I need a formula to find out number of circles required to reach a length of 100 million units in form of circle. All circles are in offset from first circle with +1 unit in radius. all circles have a common centre.
N=X*3.14*2 (x is the value of radius of circle)(N=perimeter of circle)
Y=N+6.28 ((Y is the value of circumference of next circle's radius with x+1unit) (a circle with a radius of 100 units has a perimeter of 628 units, a circle with 101 unit has a perimeter of 634.28 units, a circle with 102 unit has a perimeter of 640.56 units, the difference is always 6.28 units.))
so, addition of perimeter of first three circles is (628+634.28+640.56) 1902.84) units. what should be the formula to find out number of circles required to reach 100 million units.

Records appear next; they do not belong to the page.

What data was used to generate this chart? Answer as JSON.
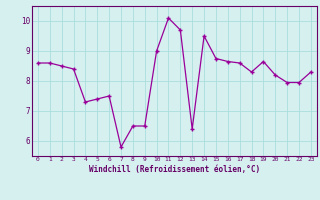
{
  "x": [
    0,
    1,
    2,
    3,
    4,
    5,
    6,
    7,
    8,
    9,
    10,
    11,
    12,
    13,
    14,
    15,
    16,
    17,
    18,
    19,
    20,
    21,
    22,
    23
  ],
  "y": [
    8.6,
    8.6,
    8.5,
    8.4,
    7.3,
    7.4,
    7.5,
    5.8,
    6.5,
    6.5,
    9.0,
    10.1,
    9.7,
    6.4,
    9.5,
    8.75,
    8.65,
    8.6,
    8.3,
    8.65,
    8.2,
    7.95,
    7.95,
    8.3
  ],
  "xlabel": "Windchill (Refroidissement éolien,°C)",
  "ylabel": "",
  "ylim": [
    5.5,
    10.5
  ],
  "xlim": [
    -0.5,
    23.5
  ],
  "yticks": [
    6,
    7,
    8,
    9,
    10
  ],
  "xticks": [
    0,
    1,
    2,
    3,
    4,
    5,
    6,
    7,
    8,
    9,
    10,
    11,
    12,
    13,
    14,
    15,
    16,
    17,
    18,
    19,
    20,
    21,
    22,
    23
  ],
  "line_color": "#990099",
  "marker": "+",
  "bg_color": "#d6f0f0",
  "grid_color": "#aadddd",
  "label_color": "#660066",
  "tick_color": "#660066",
  "spine_color": "#660066"
}
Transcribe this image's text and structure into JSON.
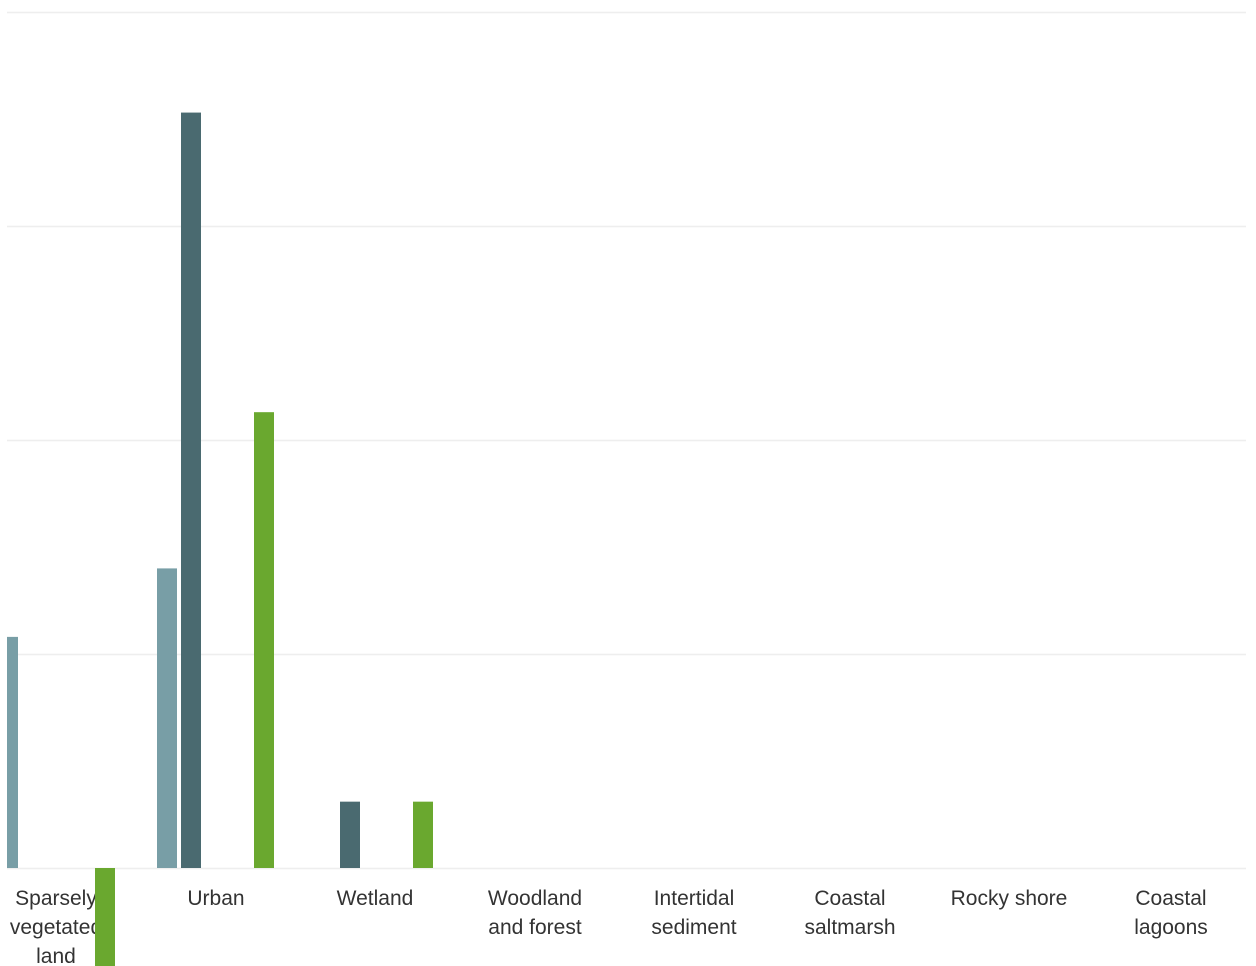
{
  "chart_data": {
    "type": "bar",
    "title": "",
    "xlabel": "",
    "ylabel": "",
    "categories": [
      [
        "Sparsely",
        "vegetated",
        "land"
      ],
      [
        "Urban"
      ],
      [
        "Wetland"
      ],
      [
        "Woodland",
        "and forest"
      ],
      [
        "Intertidal",
        "sediment"
      ],
      [
        "Coastal",
        "saltmarsh"
      ],
      [
        "Rocky shore"
      ],
      [
        "Coastal",
        "lagoons"
      ]
    ],
    "series": [
      {
        "color": "#789ea6",
        "values": [
          1.08,
          1.4,
          0,
          0,
          0,
          0,
          0,
          0
        ]
      },
      {
        "color": "#4a6a70",
        "values": [
          0,
          3.53,
          0.31,
          0,
          0,
          0,
          0,
          0
        ]
      },
      {
        "color": "#6aa82f",
        "values": [
          -0.46,
          2.13,
          0.31,
          0,
          0,
          0,
          0,
          0
        ]
      }
    ],
    "ylim": [
      -0.46,
      4
    ],
    "gridlines": [
      0,
      1,
      2,
      3,
      4
    ],
    "grid": true,
    "legend": "none"
  }
}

We consider $n$ circles, where the radius of each circle is equal to $99+n$. The perimeter of the $n$th circle is therefore $$ p(n) = 2\pi (99+n) $$ When we add up the perimeters of the circles, we get the sum of an arithmetic progression $$ \begin{split} S =& p(1) + p(2) +p(3) +\ldots + p(n)\\ =& 2\pi \left(100+101+102 + \ldots + 99 +n \right)\\ =&2\pi(\underbrace{99+99+99 +\ldots+99}_{\text{n terms}}) + 2\pi \left(1+2+3+\ldots+n \right) \end{split} $$ The summing the $99$'s together makes just $99n$, and for the sum $1+2+\dots+n$ we can find the identity $$ 1+2+3+\ldots+n = \frac{n(n+1)}{2} $$ and therefore $$ S = 198\pi n + 2\pi \frac{n(n+1)}{2} $$ We want this to be at least $S= 10^8$, and therefore we get the equation $$ 2\times 10^8 = 396\pi n + 2\pi n^2 + 2\pi n \qquad \Rightarrow \qquad 2\pi n^2 + 398\pi n - 2\times 10^8 = 0 $$ Numerically, we can find $n\approx 5~544$. This is the number of circles required so that the sum of perimeters is at least to 100 million.